Der französische Maler, Zeichner und Radierer Jean-Honoré Fragonard (1732–1806) war ganz ein Kind seiner Zeit und gehörte neben François Boucher und Antoine Watteau zu den herausragenden Vertretern jener Epoche. Einen Einblick in die Vielgestaltigkeit von Fragonards Werk gewinnt, wer die derzeit in der Kunsthalle Karlsruhe präsentierten etwa achtzig Arbeiten von ihm studiert.

Fragonard hat der lebensfrohen Sinnlichkeit des Rokoko Ausdruck gegeben. Häufig malt oder zeichnet er heitere Vergnügungen im Freien, ländlich-idyllische oder amouröse Szenen: bäuerliche Unbeschwertheiten, badende Mädchen, junge Frauen, die einen Liebesbrief lesen, oder pikante Szenerien in einem Boudoir, im zerwühlten Bett. Und Fragonard ist ein Meister impulsiver Bewegungen: Wir sehen das leidenschaftliche Melodram eines Liebespaares, eine galante Gesellschaft beim Blinde-Kuh-Spiel, lebhafte Kinder im Spiel mit Tieren.
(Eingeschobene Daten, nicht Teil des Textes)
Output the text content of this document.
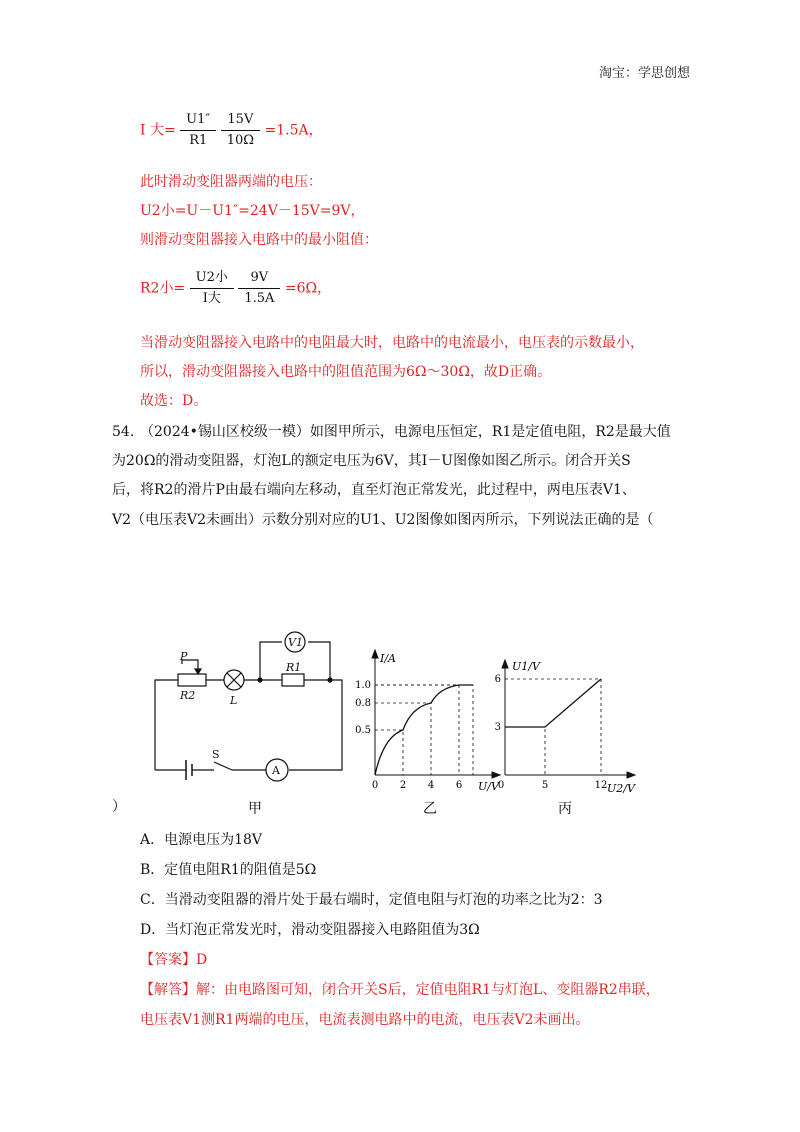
淘宝：学思创想
I 大= $\frac{U1''}{R1}$
$\frac{15V}{10\Omega} =1.5A$，
此时滑动变阻器两端的电压：
U2小=U－U1″=24V－15V=9V，
则滑动变阻器接入电路中的最小阻值：
R2小= $\frac{\text{U2小}}{\text{I大}}$
$\frac{9V}{1.5A} =6\Omega$，
当滑动变阻器接入电路中的电阻最大时，电路中的电流最小，电压表的示数最小，
所以，滑动变阻器接入电路中的阻值范围为6Ω～30Ω，故D正确。
故选：D。
54. （2024•锡山区校级一模）如图甲所示，电源电压恒定，R1是定值电阻，R2是最大值
为20Ω的滑动变阻器，灯泡L的额定电压为6V，其I－U图像如图乙所示。闭合开关S
后，将R2的滑片P由最右端向左移动，直至灯泡正常发光，此过程中，两电压表V1、
V2（电压表V2未画出）示数分别对应的U1、U2图像如图丙所示，下列说法正确的是（
P
R2	L
R1
V1
S
A
甲
0 2 4 6
1.0
0.8
0.5
I/A
U/V
乙
5	12
6
3
0
U1/V
U2/V
丙
）
A．电源电压为18V
B．定值电阻R1的阻值是5Ω
C．当滑动变阻器的滑片处于最右端时，定值电阻与灯泡的功率之比为2：3
D．当灯泡正常发光时，滑动变阻器接入电路阻值为3Ω
【答案】D
【解答】解：由电路图可知，闭合开关S后，定值电阻R1与灯泡L、变阻器R2串联，
电压表V1测R1两端的电压，电流表测电路中的电流，电压表V2未画出。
Seine Personen sind fast immer von lebhaften Gefühlsaufwallungen ergriffen, selbst dort, wo sie sich – in ein Buch versunken – einsamer Lektüre hingeben.

Die Menschen erscheinen in ihrer ganzen Unbefangenheit und Natürlichkeit. Fragonards Bilder signalisieren Lebensfreude und romantisches Behagen. In seiner Kunst manifestiert sich eine realistische Einstellung zum Leben. Das Heroische und erhöht Idealistische des Barock wird überwunden.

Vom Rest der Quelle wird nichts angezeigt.